Tools like SlideToAnki can help here – it converts lecture slides directly into Anki cards using AI, which saves a ton of time if you need cards for your specific coursework. But even with shortcuts, card creation remains a significant time investment.
Which One for MCAT?
If you're wondering about Quizlet or Anki for MCAT specifically, here's my take:
Anki wins for content-heavy sections (Biology, Biochem, Psych/Soc). You need long-term retention of thousands of facts. Spaced repetition is made for this.
Quizlet is fine for quick memorization of amino acid structures, enzyme names, or physics formulas right before your test. Sometimes you just need to cram, and Quizlet's simplicity works.
Many successful MCAT studiers use both – Anki for the long-haul memorization, Quizlet for last-minute review.
Real Talk: The Learning Curve
I won't lie – Anki has a steep learning curve. Your first few weeks will involve:
- Figuring out optimal settings
- Understanding how the algorithm works
- Learning card formatting
- Setting up add-ons
- Organizing your deck structure
Quizlet has essentially zero learning curve. You make cards, you study cards. Done.
But here's the thing: you're going to be using flashcards for four years minimum. Probably longer if you include residency. Investing a few hours upfront to learn Anki properly pays dividends for years.
When Quizlet Actually Makes Sense
I'm not here to say Quizlet is useless. It genuinely works better in some situations:
- Group studying – Quizlet's sharing and Live features are great for study groups
- Quick and dirty cramming – Sometimes you just need to memorize 50 terms tonight
- Non-medical coursework – For undergrad classes or less intense memorization
- When you hate Anki – Seriously, if Anki makes you miserable and you won't use it, Quizlet is infinitely better than nothing
The best flashcard app is the one you'll actually use.

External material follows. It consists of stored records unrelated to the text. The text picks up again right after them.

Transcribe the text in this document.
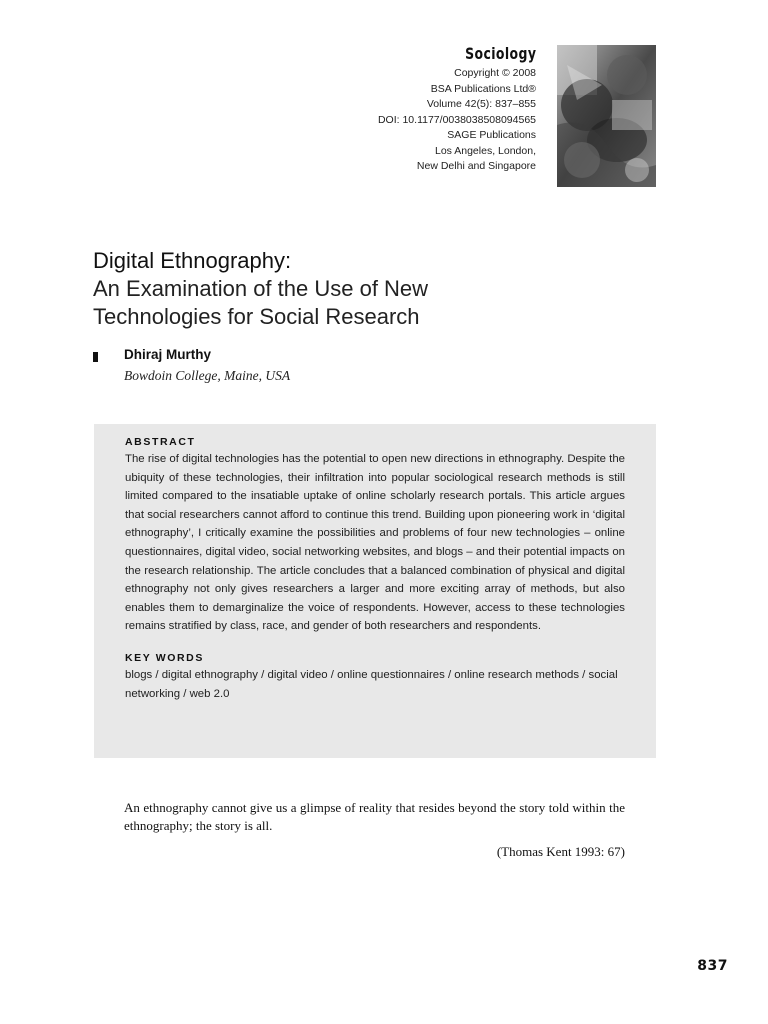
Sociology
Copyright © 2008
BSA Publications Ltd®
Volume 42(5): 837–855
DOI: 10.1177/0038038508094565
SAGE Publications
Los Angeles, London,
New Delhi and Singapore
Digital Ethnography:
An Examination of the Use of New
Technologies for Social Research
Dhiraj Murthy
Bowdoin College, Maine, USA

ABSTRACT

The rise of digital technologies has the potential to open new directions in ethnography. Despite the ubiquity of these technologies, their infiltration into popular sociological research methods is still limited compared to the insatiable uptake of online scholarly research portals. This article argues that social researchers cannot afford to continue this trend. Building upon pioneering work in ‘digital ethnography’, I critically examine the possibilities and problems of four new technologies – online questionnaires, digital video, social networking websites, and blogs – and their potential impacts on the research relationship. The article concludes that a balanced combination of physical and digital ethnography not only gives researchers a larger and more exciting array of methods, but also enables them to demarginalize the voice of respondents. However, access to these technologies remains stratified by class, race, and gender of both researchers and respondents.

KEY WORDS

blogs / digital ethnography / digital video / online questionnaires / online research methods / social networking / web 2.0

An ethnography cannot give us a glimpse of reality that resides beyond the story told within the ethnography; the story is all.
(Thomas Kent 1993: 67)
837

The Verdict: Anki Wins for Medical School
For serious medical school studying – the kind that prepares you for boards and long-term clinical knowledge – Anki is the clear winner. Here's why:
- True spaced repetition algorithm optimized for long-term retention
- Incredible community resources (AnKing, etc.)
- Extensive customization for complex card types
- Cheaper over the long run
- Industry standard that integrates with other med school resources
Quizlet is fine for casual review, group studying, or quick cramming. But it wasn't designed for the marathon that is medical education.
My recommendation: Commit to Anki early in your med school journey. Push through the learning curve. Set up AnKing or your preferred deck. Build the daily review habit. Your future self – the one taking Step 1 or answering questions on rounds – will thank you.
And if you're drowning in lecture slides that aren't covered by pre-made decks, check out SlideToAnki to convert them into Anki cards without spending hours on manual card creation. Every minute saved on card creation is a minute you can spend actually studying.
Final Thoughts
The Anki vs Quizlet debate really comes down to what you're optimizing for. Quizlet optimizes for ease of use. Anki optimizes for retention.
In medical school, retention wins. You're not trying to pass one test – you're building a knowledge base you'll use for the rest of your career. That requires a tool designed for the long game.
Start with Anki. Trust the process. Do your reviews every day. You've got this.